First off, I noticed that a lot of the push was towards getting girls
into technology, which is fine by me. Having a girl in technology, having
everybody in technology, takes off a little bit of the stress in working
with technologically illeterate people.
But I don't see many feminists shouting about getting boys into more of
the humanities, which are suffering in terms of being cut out of funding
and such. With boys having a disproportionate percentage in the illiteracy
group, and with the dire need of humanities in school, you would think that
we would be pushing humanities as well. Also, a majority of the teachers I
had were female. Should we demand more male teachers? And how would we
get more males into teaching? Apparantly this is not a top priority in
this technophile society.
Also, it will take a special kind of person to succeed in technology,
and I am not talking about male or female. Let's take programming,
although that is only a small part of the whole technological puzzle.

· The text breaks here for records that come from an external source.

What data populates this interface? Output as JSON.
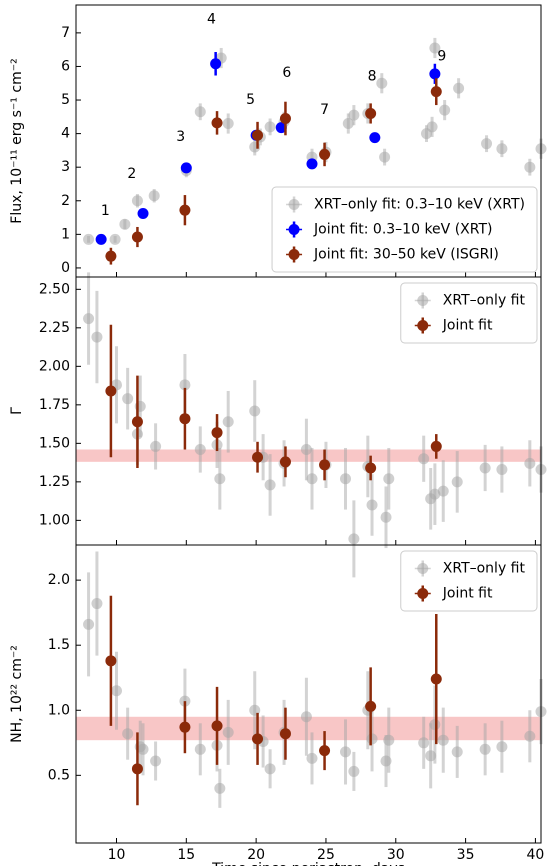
{
  "chart_data": [
    {
      "type": "scatter",
      "ylabel": "Flux, 10⁻¹¹ erg s⁻¹ cm⁻²",
      "xlim": [
        7.1,
        40.4
      ],
      "ylim": [
        -0.27,
        7.83
      ],
      "yticks": [
        0,
        1,
        2,
        3,
        4,
        5,
        6,
        7
      ],
      "legend": "lower right",
      "annotations": [
        {
          "text": "1",
          "x": 9.2,
          "y": 1.7
        },
        {
          "text": "2",
          "x": 11.1,
          "y": 2.8
        },
        {
          "text": "3",
          "x": 14.6,
          "y": 3.9
        },
        {
          "text": "4",
          "x": 16.8,
          "y": 7.4
        },
        {
          "text": "5",
          "x": 19.6,
          "y": 5.0
        },
        {
          "text": "6",
          "x": 22.2,
          "y": 5.8
        },
        {
          "text": "7",
          "x": 24.9,
          "y": 4.7
        },
        {
          "text": "8",
          "x": 28.3,
          "y": 5.7
        },
        {
          "text": "9",
          "x": 33.3,
          "y": 6.3
        }
      ],
      "series": [
        {
          "name": "XRT–only fit: 0.3–10 keV (XRT)",
          "color": "#a8a8a8",
          "x": [
            8.0,
            9.9,
            10.6,
            11.5,
            12.7,
            15.0,
            16.0,
            17.5,
            18.0,
            19.9,
            20.3,
            21.0,
            22.0,
            24.0,
            25.0,
            26.6,
            27.0,
            28.0,
            29.0,
            29.2,
            32.2,
            32.6,
            32.8,
            33.5,
            34.5,
            36.5,
            37.6,
            39.6,
            40.4
          ],
          "values": [
            0.85,
            0.85,
            1.3,
            2.0,
            2.15,
            2.9,
            4.65,
            6.25,
            4.3,
            3.6,
            3.9,
            4.2,
            4.35,
            3.3,
            3.45,
            4.3,
            4.55,
            4.6,
            5.5,
            3.3,
            4.0,
            4.2,
            6.55,
            4.7,
            5.35,
            3.7,
            3.55,
            3.0,
            3.55
          ],
          "errors": [
            0.1,
            0.1,
            0.15,
            0.2,
            0.2,
            0.2,
            0.25,
            0.3,
            0.3,
            0.25,
            0.25,
            0.25,
            0.3,
            0.25,
            0.3,
            0.3,
            0.3,
            0.3,
            0.3,
            0.25,
            0.25,
            0.3,
            0.3,
            0.3,
            0.3,
            0.25,
            0.25,
            0.25,
            0.3
          ]
        },
        {
          "name": "Joint fit: 0.3–10 keV (XRT)",
          "color": "#0000ff",
          "x": [
            8.9,
            11.9,
            15.0,
            17.1,
            20.0,
            21.8,
            24.0,
            28.5,
            32.8
          ],
          "values": [
            0.85,
            1.62,
            2.98,
            6.08,
            3.95,
            4.18,
            3.1,
            3.88,
            5.78
          ],
          "errors": [
            0.1,
            0.15,
            0.15,
            0.35,
            0.15,
            0.15,
            0.12,
            0.15,
            0.3
          ]
        },
        {
          "name": "Joint fit: 30–50 keV (ISGRI)",
          "color": "#8b2a0a",
          "x": [
            9.6,
            11.5,
            14.9,
            17.2,
            20.1,
            22.1,
            24.9,
            28.2,
            32.9
          ],
          "values": [
            0.35,
            0.92,
            1.72,
            4.32,
            3.95,
            4.45,
            3.38,
            4.6,
            5.25
          ],
          "errors": [
            0.25,
            0.3,
            0.45,
            0.35,
            0.4,
            0.5,
            0.35,
            0.3,
            0.4
          ]
        }
      ]
    },
    {
      "type": "scatter",
      "ylabel": "Γ",
      "xlim": [
        7.1,
        40.4
      ],
      "ylim": [
        0.84,
        2.58
      ],
      "yticks": [
        {
          "value": 1.0,
          "label": "1.00"
        },
        1.25,
        {
          "value": 1.5,
          "label": "1.50"
        },
        1.75,
        {
          "value": 2.0,
          "label": "2.00"
        },
        2.25,
        {
          "value": 2.5,
          "label": "2.50"
        }
      ],
      "legend": "upper right",
      "band": [
        1.38,
        1.46
      ],
      "band_color": "#f08080",
      "series": [
        {
          "name": "XRT–only fit",
          "color": "#a8a8a8",
          "x": [
            8.0,
            8.6,
            10.0,
            10.8,
            11.5,
            11.7,
            12.8,
            14.9,
            16.0,
            17.2,
            17.4,
            18.0,
            19.9,
            20.5,
            21.0,
            22.0,
            23.6,
            24.0,
            25.0,
            26.4,
            27.0,
            28.0,
            28.3,
            29.3,
            29.5,
            32.0,
            32.5,
            32.8,
            33.4,
            34.4,
            36.4,
            37.6,
            39.6,
            40.4
          ],
          "values": [
            2.31,
            2.19,
            1.88,
            1.79,
            1.56,
            1.74,
            1.48,
            1.88,
            1.46,
            1.49,
            1.27,
            1.64,
            1.71,
            1.41,
            1.23,
            1.37,
            1.46,
            1.27,
            1.36,
            1.27,
            0.88,
            1.35,
            1.1,
            1.02,
            1.27,
            1.4,
            1.14,
            1.17,
            1.19,
            1.25,
            1.34,
            1.33,
            1.37,
            1.33
          ],
          "errors": [
            0.3,
            0.3,
            0.25,
            0.2,
            0.2,
            0.2,
            0.15,
            0.2,
            0.15,
            0.15,
            0.2,
            0.2,
            0.2,
            0.15,
            0.2,
            0.15,
            0.2,
            0.2,
            0.15,
            0.2,
            0.25,
            0.2,
            0.2,
            0.2,
            0.2,
            0.15,
            0.2,
            0.2,
            0.2,
            0.2,
            0.15,
            0.15,
            0.15,
            0.15
          ]
        },
        {
          "name": "Joint fit",
          "color": "#8b2a0a",
          "x": [
            9.6,
            11.5,
            14.9,
            17.2,
            20.1,
            22.1,
            24.9,
            28.2,
            32.9
          ],
          "values": [
            1.84,
            1.64,
            1.66,
            1.57,
            1.41,
            1.38,
            1.36,
            1.34,
            1.48
          ],
          "errors": [
            0.43,
            0.3,
            0.2,
            0.12,
            0.1,
            0.1,
            0.1,
            0.08,
            0.08
          ]
        }
      ]
    },
    {
      "type": "scatter",
      "ylabel": "NH, 10²² cm⁻²",
      "xlabel": "Time since periastron, days",
      "xlim": [
        7.1,
        40.4
      ],
      "ylim": [
        -0.02,
        2.27
      ],
      "xticks": [
        10,
        15,
        20,
        25,
        30,
        35,
        40
      ],
      "yticks": [
        0.5,
        {
          "value": 1.0,
          "label": "1.0"
        },
        1.5,
        {
          "value": 2.0,
          "label": "2.0"
        }
      ],
      "legend": "upper right",
      "band": [
        0.77,
        0.95
      ],
      "band_color": "#f08080",
      "series": [
        {
          "name": "XRT–only fit",
          "color": "#a8a8a8",
          "x": [
            8.0,
            8.6,
            10.0,
            10.8,
            11.7,
            11.9,
            12.8,
            14.9,
            16.0,
            17.2,
            17.4,
            18.0,
            19.9,
            20.5,
            21.0,
            22.0,
            23.6,
            24.0,
            26.4,
            27.0,
            28.0,
            28.3,
            29.3,
            29.5,
            32.0,
            32.5,
            32.8,
            33.4,
            34.4,
            36.4,
            37.6,
            39.6,
            40.4
          ],
          "values": [
            1.66,
            1.82,
            1.15,
            0.82,
            0.72,
            0.7,
            0.61,
            1.07,
            0.7,
            0.73,
            0.4,
            0.83,
            1.0,
            0.76,
            0.55,
            0.83,
            0.95,
            0.63,
            0.68,
            0.53,
            1.0,
            0.78,
            0.61,
            0.77,
            0.75,
            0.65,
            0.89,
            0.77,
            0.68,
            0.7,
            0.72,
            0.8,
            0.99
          ],
          "errors": [
            0.4,
            0.4,
            0.3,
            0.2,
            0.2,
            0.2,
            0.15,
            0.25,
            0.2,
            0.2,
            0.15,
            0.25,
            0.3,
            0.2,
            0.15,
            0.25,
            0.3,
            0.2,
            0.25,
            0.15,
            0.3,
            0.25,
            0.2,
            0.25,
            0.2,
            0.25,
            0.3,
            0.25,
            0.2,
            0.2,
            0.2,
            0.2,
            0.25
          ]
        },
        {
          "name": "Joint fit",
          "color": "#8b2a0a",
          "x": [
            9.6,
            11.5,
            14.9,
            17.2,
            20.1,
            22.1,
            24.9,
            28.2,
            32.9
          ],
          "values": [
            1.38,
            0.55,
            0.87,
            0.88,
            0.78,
            0.82,
            0.69,
            1.03,
            1.24
          ],
          "errors": [
            0.5,
            0.28,
            0.2,
            0.3,
            0.2,
            0.2,
            0.15,
            0.3,
            0.5
          ]
        }
      ]
    }
  ]
}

When you program for 50 hours a week, looking at a monitor with your eyes
focused like a laser, trying to find a single bug in your program that
keeps it from working, you find out a true test of endurance. If
feminists want more female programmers, that's fine; just remember that
putting a person in programming and having them survive for long are two
different ideals.
My own belief is that in order for education to thrive, we need a return
to the "Renaissance Man/Woman". We need men and women who are interested
in a varity of topics, not just "specializing". And with the turnover and
layoff rates in the economy, a lot of people are going to have to broaden
their horizons as well. So, what do you think?